High-level functions in the past were always written out manually, that is, the researchers manually selected those parameters that were supposed to help distinguish the types of vibrations (or the difference between good and bad gripping). For example, they could decide that a pressure map showing that the robot had captured only the top of the object was a bad gripper. But it will be much more accurate to let the robot learn how to do this, especially since the guesses of researchers do not always correspond to reality.

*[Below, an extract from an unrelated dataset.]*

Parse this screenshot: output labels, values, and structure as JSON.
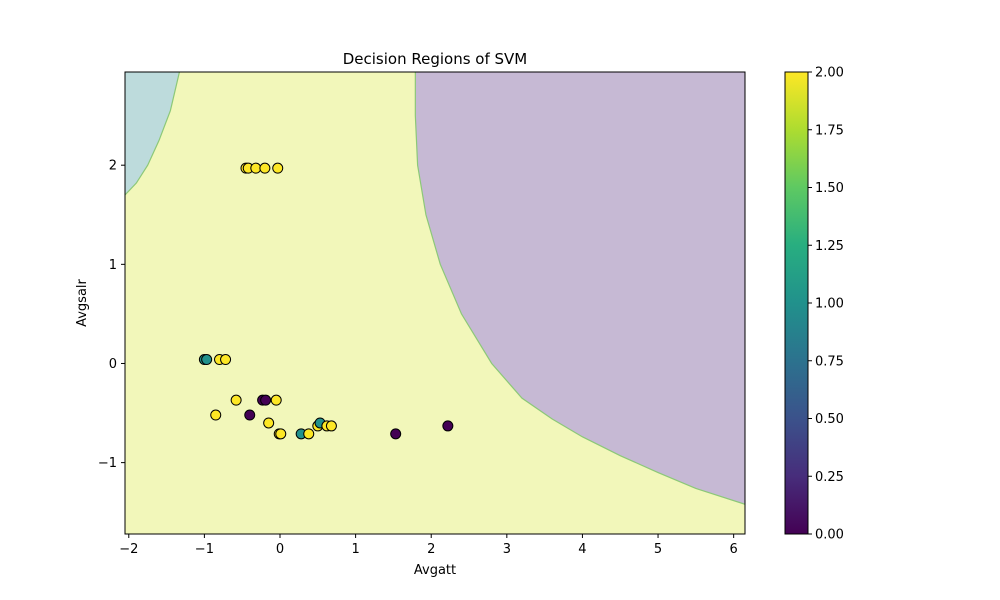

"Sparse coding" [sparse coding], one of the techniques for building neural networks, is particularly well suited in this case. This is an unsupervised learning algorithm that creates a “sparse” dictionary to present new data. First, the dictionary is created using spectrograms (raw pressure maps) input to the algorithm. That gives out the dictionary consisting of representations of high-level functions. When new data is received after the next capture attempts, the dictionary is used to convert new data into ideas about data called “sparse vectors”. Finally, vectors are grouped by different sources of vibration (or by successful and unsuccessful captures).

Now CoRo Lab is testing ways to automatically update a sparse algorithm, such that each capture attempt helps the robot to make better predictions. The idea is that the robot eventually learns to use this information to correct its actions during the capture. This study is a great example of how tactile intelligence and machine vision work together.
Future tactile intelligence
The key point of the study is not that vision should be thrown out of consideration. Vision is still critical for seizing. But now, when computer vision has reached a certain level, it is better to focus on developing new aspects of tactile intelligence, rather than trying to push at the sight.
Roberge compares the potential of vision research with the study of tactile intelligence with the Pareto 80/20 rule: now that 80% of pattern recognition has already been achieved, it is very difficult to achieve the ideal for the remaining 20% ​​and this will not add anything special to the manipulation task. And, on the contrary, researchers are still working on 80% of the task of tactile sensations of objects. Bringing to perfection the first 80% of the work on touch will be a fairly simple matter and it has the potential to make a huge contribution to the capabilities of robotic captures.
It may also be very far from the day when the robot can recognize any object through touch, not to mention getting out of your room - but when it comes, we will certainly thank the researchers in the field of tactile intelligence for this.